I picked up an old lawn tractor this weekend. It was my grampas then my brother had it. He moved recently and no longer had use for it. Rather than sell it I offered to take it. Normally my lawn only takes maybe 30 minutes to do the front and back. But until today I only had a man gate access to the backyard. I got to looking at a section of fence between the deck and garage. It apparently had hinges on the deck side already but was nailed to the post by the man gate. I cleaned up some wood piled there and popped the nails out. Now I have a 12 ft opening to access the backyard. So that tractor will see some use. (unless I pull a "doc" and light my arse on fire with the thing.

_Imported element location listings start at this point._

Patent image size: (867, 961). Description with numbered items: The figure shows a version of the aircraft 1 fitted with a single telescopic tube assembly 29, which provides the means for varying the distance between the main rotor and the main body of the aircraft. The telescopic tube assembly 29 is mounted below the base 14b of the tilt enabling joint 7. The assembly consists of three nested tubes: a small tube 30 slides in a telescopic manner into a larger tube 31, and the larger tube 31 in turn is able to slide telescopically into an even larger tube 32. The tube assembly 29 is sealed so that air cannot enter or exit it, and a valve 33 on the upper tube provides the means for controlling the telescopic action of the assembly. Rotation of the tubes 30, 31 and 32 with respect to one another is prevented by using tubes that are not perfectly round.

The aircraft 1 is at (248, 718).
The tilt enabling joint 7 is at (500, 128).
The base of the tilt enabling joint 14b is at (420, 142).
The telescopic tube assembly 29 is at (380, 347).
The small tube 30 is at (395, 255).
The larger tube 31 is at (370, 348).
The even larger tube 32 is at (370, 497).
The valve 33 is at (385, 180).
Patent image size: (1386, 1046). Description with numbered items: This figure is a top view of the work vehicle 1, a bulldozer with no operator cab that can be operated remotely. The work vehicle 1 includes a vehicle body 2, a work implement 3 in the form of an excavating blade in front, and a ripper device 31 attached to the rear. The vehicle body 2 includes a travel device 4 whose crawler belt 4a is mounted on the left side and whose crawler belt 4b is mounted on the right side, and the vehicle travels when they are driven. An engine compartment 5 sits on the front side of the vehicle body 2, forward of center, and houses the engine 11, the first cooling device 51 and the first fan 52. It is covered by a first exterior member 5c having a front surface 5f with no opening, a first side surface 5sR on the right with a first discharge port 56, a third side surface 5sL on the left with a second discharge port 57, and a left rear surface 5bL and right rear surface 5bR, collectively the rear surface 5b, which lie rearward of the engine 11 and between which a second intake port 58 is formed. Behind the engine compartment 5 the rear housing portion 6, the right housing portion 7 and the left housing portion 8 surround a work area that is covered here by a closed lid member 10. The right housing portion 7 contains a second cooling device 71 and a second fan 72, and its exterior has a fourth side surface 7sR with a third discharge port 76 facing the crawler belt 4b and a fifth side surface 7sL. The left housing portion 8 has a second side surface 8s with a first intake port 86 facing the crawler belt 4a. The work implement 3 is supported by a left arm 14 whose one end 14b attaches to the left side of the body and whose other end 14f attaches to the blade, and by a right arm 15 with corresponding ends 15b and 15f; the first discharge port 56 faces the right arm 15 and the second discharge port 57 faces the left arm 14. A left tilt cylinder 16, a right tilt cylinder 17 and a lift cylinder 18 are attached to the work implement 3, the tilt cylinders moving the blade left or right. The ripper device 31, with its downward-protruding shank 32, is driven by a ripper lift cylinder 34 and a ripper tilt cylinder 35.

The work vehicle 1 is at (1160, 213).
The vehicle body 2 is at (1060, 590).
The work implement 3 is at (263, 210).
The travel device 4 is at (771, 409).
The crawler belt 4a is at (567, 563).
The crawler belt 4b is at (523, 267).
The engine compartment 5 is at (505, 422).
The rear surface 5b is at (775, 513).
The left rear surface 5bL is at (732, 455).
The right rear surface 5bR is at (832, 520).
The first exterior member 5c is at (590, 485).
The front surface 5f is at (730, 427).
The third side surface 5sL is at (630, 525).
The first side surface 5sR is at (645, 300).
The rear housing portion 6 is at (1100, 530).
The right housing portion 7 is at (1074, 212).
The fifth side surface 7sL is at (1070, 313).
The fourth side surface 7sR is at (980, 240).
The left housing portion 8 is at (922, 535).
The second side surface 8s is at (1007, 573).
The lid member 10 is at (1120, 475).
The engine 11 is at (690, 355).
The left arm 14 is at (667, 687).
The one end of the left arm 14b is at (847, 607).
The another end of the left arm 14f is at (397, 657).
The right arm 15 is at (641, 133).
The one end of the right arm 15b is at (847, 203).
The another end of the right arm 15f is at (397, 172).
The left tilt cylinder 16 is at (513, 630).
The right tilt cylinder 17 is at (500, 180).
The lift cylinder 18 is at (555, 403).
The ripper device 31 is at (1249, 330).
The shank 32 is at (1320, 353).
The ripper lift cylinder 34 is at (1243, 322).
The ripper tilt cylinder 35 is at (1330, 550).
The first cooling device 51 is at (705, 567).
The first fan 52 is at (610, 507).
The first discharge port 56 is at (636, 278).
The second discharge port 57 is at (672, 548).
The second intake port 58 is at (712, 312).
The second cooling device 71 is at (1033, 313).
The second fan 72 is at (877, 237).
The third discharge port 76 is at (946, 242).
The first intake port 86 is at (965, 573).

It's a 13.5hp briggs and Stratton engine on a craftsman frame


----------



## Doc

Yeah, whatever you do .... don't pull a "Doc".


----------



## NorthernRedneck

Forgot the most important part. Pictures. Lol


----------



## NorthernRedneck

Here's the fence opening. This gives me way more access to the backyard. We had originally intended to have the backyard as a completely fenced in area for the kids and dogs to run but quickly realized that two little mutts can get through the smallest of opening. So it's just easier to have them chained outside.


----------



## leadarrows

Please don't chain your dog.

https://www.petco.com/shop/en/petco...wireless-instant-fence-pet-containment-system


----------



## NorthernRedneck

They usually only go out long enough to do their business then want back in. The wireless fence wouldn't work at camp.


----------



## leadarrows

More information is good. You are back on the Christmas Card List...


----------